Egal ob ich einen Christen oder einen „Nochnichtchristen“ vor mir habe – was kann ein Weg sein, das Gegenüber in die erfahrbare Gegenwart Jesu zu führen? Da braucht es Feingefühl. Was kann der andere schon annehmen? Ich will ja primär dem Gegenüber in Seelsorge dienen. Sanfte Formen der Annäherung an die Gottesbegegnung sind das Gebet für den Anderen, dann das Segnen und das Segnen mit Handauflegung. Schon hierbei können Ratsuchende bewegende Erfahrungen machen. Dabei ist es wichtig, als Begleiter im stillen Gebet zu lauschen, was Gott dem Gegenüber zusprechen möchte.

Die nächste Stufe wäre, den ratsuchenden Menschen auf einer bildhaften Ebene in die Begegnung mit Jesus zu führen. Imaginationsübungen sind ein wichtiger Bestandteil der Seelsorge – oft geschehen in diesen Übungen wunderschöne und berührende Begegnungen, die manchmal auch spontan zur Hingabe an Jesus führen. Dieses Thema kann hier nicht weiter vertieft werden – bitte nehmen Sie bei weitergehenden Fragen gerne Kontakt auf.

Fazit: Seelsorge muss nicht, kann aber ein sehr ganzheitlicher und erfahrungsorientierter Weg sein, Jesus kennen zu lernen. Das Großartige ist dabei, dass dieser Weg nicht von einem Kontext oder einer Kultur abhängig ist. Die einzige Voraussetzung ist, dass ich als Begleiter bereit bin, mich auf einen Menschen und seine Geschichte einzulassen.

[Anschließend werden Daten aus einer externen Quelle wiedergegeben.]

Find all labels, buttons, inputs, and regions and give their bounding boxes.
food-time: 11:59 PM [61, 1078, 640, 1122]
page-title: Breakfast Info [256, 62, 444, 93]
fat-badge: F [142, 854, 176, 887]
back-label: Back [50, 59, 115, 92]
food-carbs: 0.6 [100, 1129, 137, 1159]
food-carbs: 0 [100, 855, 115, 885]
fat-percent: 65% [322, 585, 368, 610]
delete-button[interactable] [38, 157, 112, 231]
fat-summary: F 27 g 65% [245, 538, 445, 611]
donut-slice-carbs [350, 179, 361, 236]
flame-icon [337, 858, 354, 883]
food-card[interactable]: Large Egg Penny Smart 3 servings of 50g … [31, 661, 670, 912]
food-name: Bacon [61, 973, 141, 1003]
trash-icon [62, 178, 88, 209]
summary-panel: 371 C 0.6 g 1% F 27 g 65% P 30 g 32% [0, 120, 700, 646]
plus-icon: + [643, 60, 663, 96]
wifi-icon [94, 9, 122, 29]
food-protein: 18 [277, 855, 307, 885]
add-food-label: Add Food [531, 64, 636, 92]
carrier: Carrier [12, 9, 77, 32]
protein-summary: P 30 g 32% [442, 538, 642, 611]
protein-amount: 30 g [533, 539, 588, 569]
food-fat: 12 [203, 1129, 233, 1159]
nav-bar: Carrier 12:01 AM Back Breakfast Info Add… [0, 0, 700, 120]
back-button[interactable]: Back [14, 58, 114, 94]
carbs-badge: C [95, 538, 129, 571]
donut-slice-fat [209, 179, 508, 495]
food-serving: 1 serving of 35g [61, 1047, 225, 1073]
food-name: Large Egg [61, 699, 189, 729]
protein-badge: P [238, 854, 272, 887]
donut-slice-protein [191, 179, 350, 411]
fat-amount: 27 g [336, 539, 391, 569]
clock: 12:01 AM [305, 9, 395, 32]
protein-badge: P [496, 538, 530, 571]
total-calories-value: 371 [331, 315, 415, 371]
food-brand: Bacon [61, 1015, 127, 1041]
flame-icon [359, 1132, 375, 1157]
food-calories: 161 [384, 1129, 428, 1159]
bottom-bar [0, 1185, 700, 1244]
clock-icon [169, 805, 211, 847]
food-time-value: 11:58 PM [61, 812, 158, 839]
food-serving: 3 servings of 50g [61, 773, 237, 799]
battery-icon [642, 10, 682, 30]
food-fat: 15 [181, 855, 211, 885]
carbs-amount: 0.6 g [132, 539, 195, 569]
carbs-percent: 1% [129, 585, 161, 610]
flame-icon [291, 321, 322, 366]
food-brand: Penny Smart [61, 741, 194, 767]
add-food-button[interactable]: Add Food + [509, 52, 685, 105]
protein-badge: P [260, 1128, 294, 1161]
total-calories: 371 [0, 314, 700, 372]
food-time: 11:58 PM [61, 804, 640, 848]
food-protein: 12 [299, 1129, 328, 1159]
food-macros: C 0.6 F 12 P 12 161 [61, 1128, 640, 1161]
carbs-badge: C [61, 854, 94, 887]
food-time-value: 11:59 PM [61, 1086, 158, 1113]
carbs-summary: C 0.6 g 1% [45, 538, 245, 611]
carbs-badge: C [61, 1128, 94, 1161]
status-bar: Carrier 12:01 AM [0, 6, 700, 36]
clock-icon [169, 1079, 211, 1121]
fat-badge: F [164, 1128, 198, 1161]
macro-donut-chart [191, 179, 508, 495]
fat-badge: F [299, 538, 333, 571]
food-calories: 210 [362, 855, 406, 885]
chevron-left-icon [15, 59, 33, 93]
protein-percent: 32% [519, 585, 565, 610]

Kulturübergreifend ist diese individuell. Ich erlebe in meiner Gemeinde in Gera Menschen (vor allem) aus Ost und (vereinzelt) aus West und natürlich sind diese von ihrer Prägung verschieden und die Unterschiede werden im Kontext der Allianz-Mission noch extremer sein – aber die Vorgehensweise ändert sich nicht. Zuhören, wahrnehmen, spüren, beten, sich einlassen. Dass nach dem Hören der Geschichte des Ratsuchenden manchmal auch kulturell sensibel hingeschaut werden muss, um etwas besser zu verstehen – das ist klar. Ich habe gerade in den ersten Jahren immer wieder Fragen zum Leben in der ehemaligen DDR gestellt, um zu verstehen, was die Menschen geprägt hat. Aber ich muss dieses Paket an Wissen nicht mitbringen und komplett geöffnet haben, um mich auf einen Menschen einlassen zu können! Ich darf es vielmehr Stück für Stück entdecken, mit jedem Menschen mehr, dem ich begegne, den ich begleite.

Egal, wo Sie diesen Weg gehen wollen mit anvertrauten und ihnen vertrauenden Menschen, Sie beginnen immer beim Gegenüber und dürfen mit ihm Neues entdecken. Was für ein Geschenk! Bei diesem Weg habe ich mehrfach schon Geburtshelfer für ein Leben mit Jesus sein dürfen – auch für den Seelsorger eine tief bewegende Erfahrung.

Christof Lenzen ist Pastor der Freien evangelischen Gemeinde (FeG) Gera und Mitarbeiter des Praxisinstituts Evangelisation im Bund FeG in Deutschland

Dieser Artikel ist in unserem Magazin move (Feb-Mai 2021) erschienen.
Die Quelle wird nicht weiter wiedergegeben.